Ayrıca Akdeniz'e bakan İskenderiye'deki liman altyapısını genişletme inşaatında ve bağlantı otoyollarında gördüğüm hummalı çalışma küresel rekabette Mısır'ın jeopolitik konumunun taraflarca dikkate alındığını gösteriyor.
Elbette yüksek nüfusu, ucuz iş gücü, jeopolitik konumu Mısır'ı birçok yatırımcı ülkenin dikkate almasını zorunlu kılıyor. Ancak çarşı pazarda Çin ürünleri hemen her tezgahta karşımıza çıkıyor. Her türlü dövizle alışveriş yapmanız mümkün. Yerel parayı koruma politikasının olmadığı görülüyor. Fiyatlar ise her zamanki gibi pazarlığa açık. 10 dolarlık bir hediyelik eşyayı sabırlıysanız 1 dolara alma şansınız var.
Kahire'ye indiğim günlerde Çin-Mısır tatbikatı dünya basınındaki gibi ülke gündeminde yer ediyordu. Yerel televizyonların ana haberlerinde tatbikatın detayları paylaşılıyordu. İki ülkenin "Medeniyet Kartalları 2025" adını verdikleri ilk ortak hava kuvvetleri tatbikatı Kahire semalarından izlenmişti. Bu tatbikat, iki ülke arasındaki askeri ilişkilerin derinleştiğini ve Çin'in Orta Doğu'daki varlığını sürdürme çabalarını yansıtıyordu.
Çin'in özellikle rüzgar enerji üretim tesisleri, güneş enerji paneli üretimi ve hidroelektrik santrali inşaatı Mısır'daki yatırımlarının vizyonunu gösteriyor. Ayrıca Afrika'nın ilk uzay laboratuvarını burada kurarak uydu imalatını yapması Mısır kamuoyunda ilgiyle karşılanmış.
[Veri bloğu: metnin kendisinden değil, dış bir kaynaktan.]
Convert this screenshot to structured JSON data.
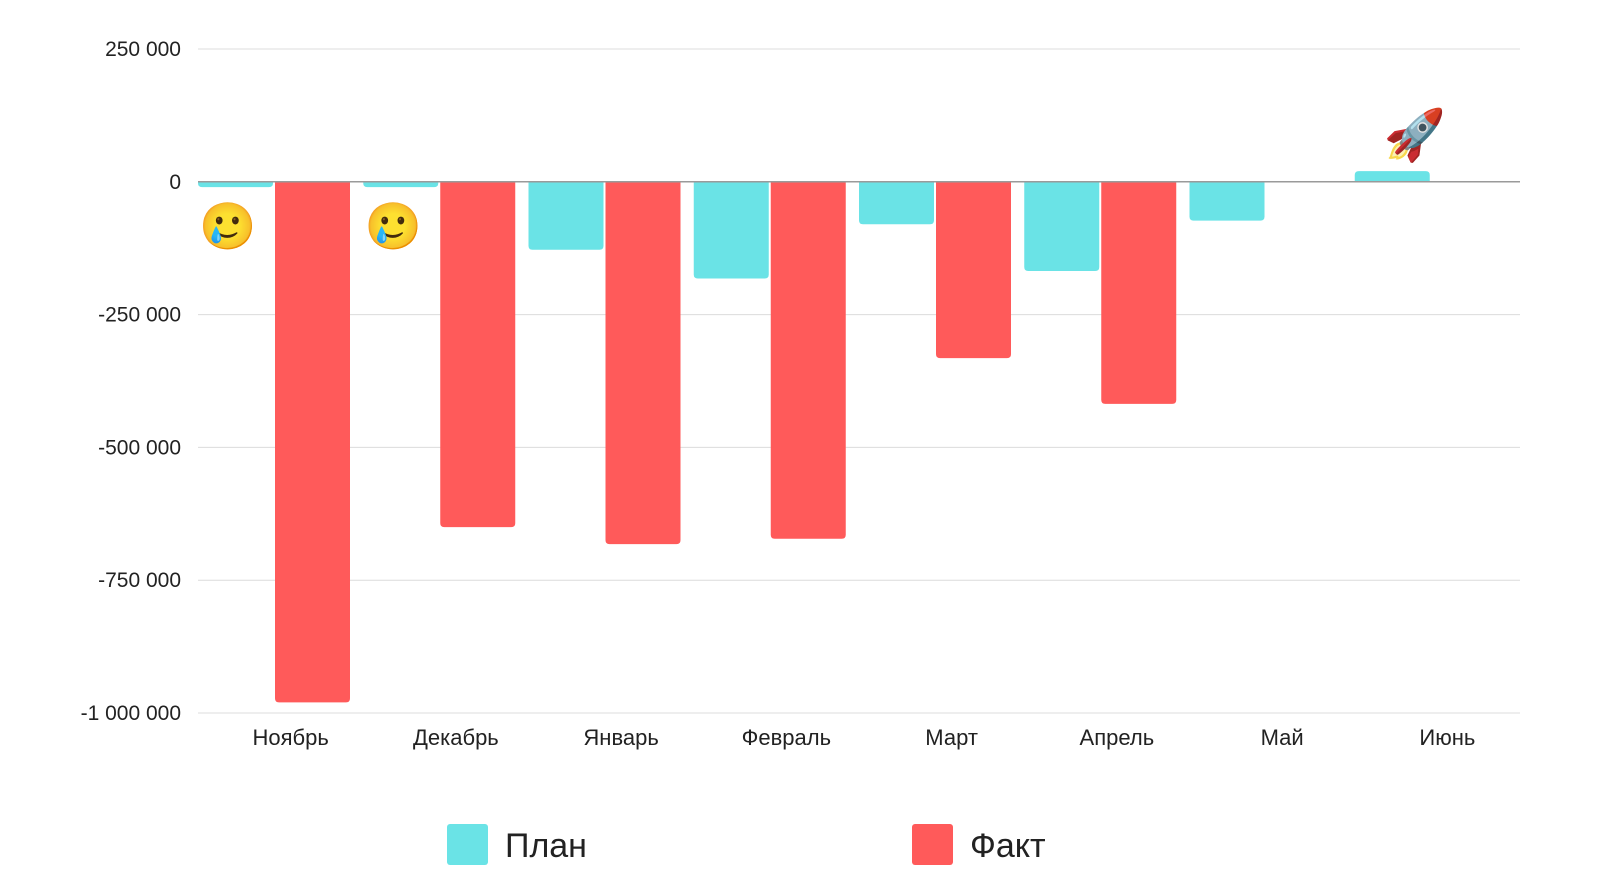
{
  "chart_data": {
    "type": "bar",
    "categories": [
      "Ноябрь",
      "Декабрь",
      "Январь",
      "Февраль",
      "Март",
      "Апрель",
      "Май",
      "Июнь"
    ],
    "series": [
      {
        "name": "План",
        "color": "#6AE3E6",
        "values": [
          -10000,
          -10000,
          -128000,
          -182000,
          -80000,
          -168000,
          -73000,
          20000
        ]
      },
      {
        "name": "Факт",
        "color": "#FF5A5A",
        "values": [
          -980000,
          -650000,
          -682000,
          -672000,
          -332000,
          -418000,
          null,
          null
        ]
      }
    ],
    "ylim": [
      -1000000,
      250000
    ],
    "yticks": [
      250000,
      0,
      -250000,
      -500000,
      -750000,
      -1000000
    ],
    "ytick_labels": [
      "250 000",
      "0",
      "-250 000",
      "-500 000",
      "-750 000",
      "-1 000 000"
    ],
    "grid": true,
    "legend_position": "bottom",
    "annotations": [
      {
        "category": "Ноябрь",
        "icon": "crying-smile-icon",
        "glyph": "🥲"
      },
      {
        "category": "Декабрь",
        "icon": "crying-smile-icon",
        "glyph": "🥲"
      },
      {
        "category": "Июнь",
        "icon": "rocket-icon",
        "glyph": "🚀"
      }
    ],
    "title": "",
    "xlabel": "",
    "ylabel": ""
  }
}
Kahire'nin küresel rekabette taraflardan yatırım desteği istediğini ve stratejik konumunu bir avantaja dönüştürdüğünü söyleyebiliriz. Körfez aktörlerinin Mısır sokağını dingin kılacak formüller aradığını ve özellikle Gazze krizinin yaratacağı riskleri hesap ettiklerini söyleyebilirim.
Kahire yönetimi arabuluculuk sürecinde Katar'la birlikte çaba sarf etti ve hala da bu misyonu sürdürüyor. Mısır'ın planına göre Gazze'de uzlaşma sağlandığı takdirde Gazze'nin kuzey bölgesinde kurulacak kentin inşa faaliyetini Mısır yönetimi üstlenmek istiyor. Bu formül gerçekleşebilir mi birlikte izleyeceğiz. Mısır'ın küresel rekabetteki pozisyonu merak edilebilir. Kahire yönetiminin küresel rekabeti fırsata çevireceğini ve işler yolunda gittiği sürece tarafları ülkeye yatırım yapmaya ikna edeceğini söyleyebiliriz.